Terkini, Gorontalo - Penangkapan bos tambang batu bara di Kalimantan Timur, Rudy Ong, oleh Komisi Pemberantasan Korupsi (KPK) menjadi sinyal keras bagi seluruh perusahaan tambang di Indonesia.
Rudy Ong ditetapkan sebagai tersangka terkait dugaan pelanggaran perizinan yang terjadi sejak tahun 2010. Kasus lama itu akhirnya menyeret dirinya ke meja hijau setelah bertahun-tahun berjalan.

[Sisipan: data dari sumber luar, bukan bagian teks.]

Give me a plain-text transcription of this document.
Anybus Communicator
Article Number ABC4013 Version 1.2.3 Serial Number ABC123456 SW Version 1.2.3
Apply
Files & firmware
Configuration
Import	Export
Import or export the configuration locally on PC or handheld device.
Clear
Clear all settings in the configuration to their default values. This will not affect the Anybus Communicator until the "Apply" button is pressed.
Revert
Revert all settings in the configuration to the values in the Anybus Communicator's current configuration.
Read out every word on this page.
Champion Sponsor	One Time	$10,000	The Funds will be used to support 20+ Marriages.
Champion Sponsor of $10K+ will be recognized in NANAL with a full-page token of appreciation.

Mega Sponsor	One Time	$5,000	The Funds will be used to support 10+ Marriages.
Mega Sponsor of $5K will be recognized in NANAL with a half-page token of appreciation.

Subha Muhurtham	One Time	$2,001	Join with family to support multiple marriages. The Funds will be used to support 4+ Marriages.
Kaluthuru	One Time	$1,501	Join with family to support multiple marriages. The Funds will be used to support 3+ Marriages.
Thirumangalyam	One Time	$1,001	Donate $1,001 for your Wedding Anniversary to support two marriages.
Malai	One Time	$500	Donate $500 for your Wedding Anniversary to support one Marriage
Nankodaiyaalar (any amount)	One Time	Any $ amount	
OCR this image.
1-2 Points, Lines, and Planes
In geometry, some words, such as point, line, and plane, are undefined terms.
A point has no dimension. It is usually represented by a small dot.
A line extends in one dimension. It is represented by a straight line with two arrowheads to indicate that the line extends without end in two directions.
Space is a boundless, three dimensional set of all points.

Kisah Rudy Ong ini kini menjadi cermin yang menakutkan bagi PT Gorontalo Minerals (GM), perusahaan tambang emas yang tengah menjadi sorotan di Gorontalo. Pasalnya, PT GM saat ini sedang menghadapi gugatan hukum terkait dugaan cacat perizinan di Pengadilan Tata Usaha Negara (PTUN).
Kuasa hukum masyarakat lingkar tambang, Rongki Ali Gobel, mengungkapkan sederet kejanggalan dalam dokumen izin PT GM. Dari hasil penelusuran, ditemukan fakta bahwa:
Izin studi kelayakan yang digunakan PT GM justru merujuk pada wilayah di Kotabaru, Kalimantan Selatan, bukan Gorontalo.
Terdapat dokumen duplikat dengan nomor berbeda yang memuat lokasi tambang tidak konsisten.
Sejumlah surat penting tak pernah sampai ke Dinas ESDM Provinsi Gorontalo, meski dijadikan dasar penerbitan izin.
Ada indikasi alih fungsi kawasan hutan untuk kepentingan korporasi tanpa prosedur transparan.
Dalam sidang di PTUN, tim kuasa hukum Rongki Cs telah menyerahkan 47 dokumen bukti. Sementara itu, PT GM hanya mampu menyerahkan 4 dokumen dan Kementerian ESDM 7 dokumen. Ketimpangan ini memicu dugaan publik bahwa ada yang ditutupi dalam proses penerbitan izin.
Bagi para pemerhati hukum, kasus Rudy Ong menjadi contoh nyata bahwa pelanggaran administratif di sektor tambang tidak bisa dianggap sepele.